Canımı Al, Köpeğimi Alma

Eylül (September, 2013) son yıllarda rahatlıkla yeni bir sinema akımı olarak nitelendirebileceğimiz Yunan Yeni Dalga sinemasına dâhil edebilecek başarılı bir film.

Penny Panayotopoulou’nun yönetip senaryosunu Kallia Papadaki ile yazdığı filmin İstanbul Film Festivali’ndeki gösterimi sonrasındaki söyleşide yönetmen, kendini Yunan Yeni Dalgası’na dâhil etmediğini söylemesine karşın, hem filmin biçemi hem de seçtiği karakter yapısı ve karakter odaklı anlatım tercihiyle bu akımın izlerinin görülebildiği bir film, Eylül.

Yalnız bir hayat süren Anna’nın hayatta bağlı olduğu tek varlık olan köpeğinin ölümü ardından düştüğü boşluk ve komşu aile ile kurmaya çalıştığı iletişim/iletişimsizlik çatışmalarının hikâye edildiği oldukça minimal bir hikâyesi ve anlatımı olan film, kimi zaman dramatik, yer yer de trajikomik sularda yüzüyor.
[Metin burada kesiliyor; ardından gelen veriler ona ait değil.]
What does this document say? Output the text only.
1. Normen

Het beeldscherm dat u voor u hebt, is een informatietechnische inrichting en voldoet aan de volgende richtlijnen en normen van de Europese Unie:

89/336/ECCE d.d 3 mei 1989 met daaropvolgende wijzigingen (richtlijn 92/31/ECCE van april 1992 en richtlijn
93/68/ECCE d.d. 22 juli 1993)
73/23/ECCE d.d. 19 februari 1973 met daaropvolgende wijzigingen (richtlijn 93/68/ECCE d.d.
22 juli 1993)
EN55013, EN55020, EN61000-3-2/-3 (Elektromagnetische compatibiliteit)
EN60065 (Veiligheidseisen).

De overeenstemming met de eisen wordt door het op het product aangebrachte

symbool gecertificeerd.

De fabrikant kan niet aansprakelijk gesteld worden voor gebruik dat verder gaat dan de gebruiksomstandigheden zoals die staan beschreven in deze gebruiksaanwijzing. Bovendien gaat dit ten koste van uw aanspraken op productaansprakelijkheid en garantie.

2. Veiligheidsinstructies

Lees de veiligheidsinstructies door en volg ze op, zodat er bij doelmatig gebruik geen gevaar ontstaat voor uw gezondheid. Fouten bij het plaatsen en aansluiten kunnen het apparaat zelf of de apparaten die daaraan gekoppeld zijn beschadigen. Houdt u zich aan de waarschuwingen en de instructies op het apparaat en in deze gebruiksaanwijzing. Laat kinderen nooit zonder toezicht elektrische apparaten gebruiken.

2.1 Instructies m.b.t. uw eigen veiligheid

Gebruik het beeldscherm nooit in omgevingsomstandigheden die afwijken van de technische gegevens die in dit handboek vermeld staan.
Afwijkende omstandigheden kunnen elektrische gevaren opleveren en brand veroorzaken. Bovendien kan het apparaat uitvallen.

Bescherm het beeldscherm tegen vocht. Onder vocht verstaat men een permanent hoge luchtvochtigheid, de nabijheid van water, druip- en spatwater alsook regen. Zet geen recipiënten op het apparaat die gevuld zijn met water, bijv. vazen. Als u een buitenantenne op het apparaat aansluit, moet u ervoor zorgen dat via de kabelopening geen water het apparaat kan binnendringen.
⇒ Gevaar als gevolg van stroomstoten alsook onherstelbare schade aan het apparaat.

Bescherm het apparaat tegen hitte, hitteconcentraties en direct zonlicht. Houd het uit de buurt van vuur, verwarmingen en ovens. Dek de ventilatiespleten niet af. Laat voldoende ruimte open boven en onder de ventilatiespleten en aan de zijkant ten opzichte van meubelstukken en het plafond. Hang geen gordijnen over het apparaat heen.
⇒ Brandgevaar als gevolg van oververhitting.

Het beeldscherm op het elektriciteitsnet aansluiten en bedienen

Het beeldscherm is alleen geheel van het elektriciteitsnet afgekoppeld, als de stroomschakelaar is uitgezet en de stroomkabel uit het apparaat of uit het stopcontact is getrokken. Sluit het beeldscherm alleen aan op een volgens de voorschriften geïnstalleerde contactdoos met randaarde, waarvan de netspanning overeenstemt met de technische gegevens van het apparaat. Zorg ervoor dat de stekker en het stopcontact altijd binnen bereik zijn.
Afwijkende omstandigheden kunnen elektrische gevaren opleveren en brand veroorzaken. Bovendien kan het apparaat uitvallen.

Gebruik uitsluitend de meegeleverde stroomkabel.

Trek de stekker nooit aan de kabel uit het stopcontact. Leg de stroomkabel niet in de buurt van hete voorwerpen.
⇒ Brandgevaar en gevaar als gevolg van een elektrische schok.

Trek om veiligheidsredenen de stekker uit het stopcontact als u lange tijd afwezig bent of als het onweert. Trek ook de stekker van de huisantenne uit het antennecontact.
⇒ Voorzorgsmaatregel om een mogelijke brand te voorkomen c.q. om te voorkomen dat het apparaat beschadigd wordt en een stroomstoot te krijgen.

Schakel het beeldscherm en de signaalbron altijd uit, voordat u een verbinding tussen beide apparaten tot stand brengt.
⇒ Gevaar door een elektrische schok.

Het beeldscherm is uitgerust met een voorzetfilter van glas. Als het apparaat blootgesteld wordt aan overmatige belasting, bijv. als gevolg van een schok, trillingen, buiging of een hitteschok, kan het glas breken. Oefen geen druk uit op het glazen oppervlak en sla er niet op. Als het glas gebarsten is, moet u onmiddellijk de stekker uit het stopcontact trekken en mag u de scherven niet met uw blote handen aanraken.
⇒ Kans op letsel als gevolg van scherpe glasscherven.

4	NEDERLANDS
Seyirci olarak filmin ilk sahnelerinden itibaren Anna’nın yalnızlığını hissedebilmek mümkün. Çalıştığı iş yerinin İkeavari bir satış merkezi olması dahi karakterin monoton hayatının ve yaşam içinde öne çıkmadan, varlığı hissedilmeden yaşadığının bir yansıması oluyor. Zaten iş yerinde öğle yemeğini de tek başına yediği gibi, işe giderken de köpeğini evde bırakmayıp yanında götürüyor ve otoparktaki arabasının içinde bıraktığı köpeğini mola saatlerinde mutlaka ziyaret ediyor. Anna’nın çevresinden soyutlanmış yaşamını gördüğümüzde köpeğinin onun için evcil bir hayvanın çok ötesinde bir aile ferdi konumunda olduğunu görebiliyoruz. İletişim kurmaya çalıştığı ablasının telefonlarına çıkmaması ve Anna’yı devamlı olarak geçiştirmesi ile de ülkedeki toplumsal yalnızlaşma ve sosyal bağların koptuğuna dair bir yaklaşımla veya Anna’nın toplum tarafından dışlanan, farklı olarak yaftalanan bir karakter olarak değerlendirildiği gibi yalnızlığına farklı bakış alternatifleri oluşturabiliyoruz.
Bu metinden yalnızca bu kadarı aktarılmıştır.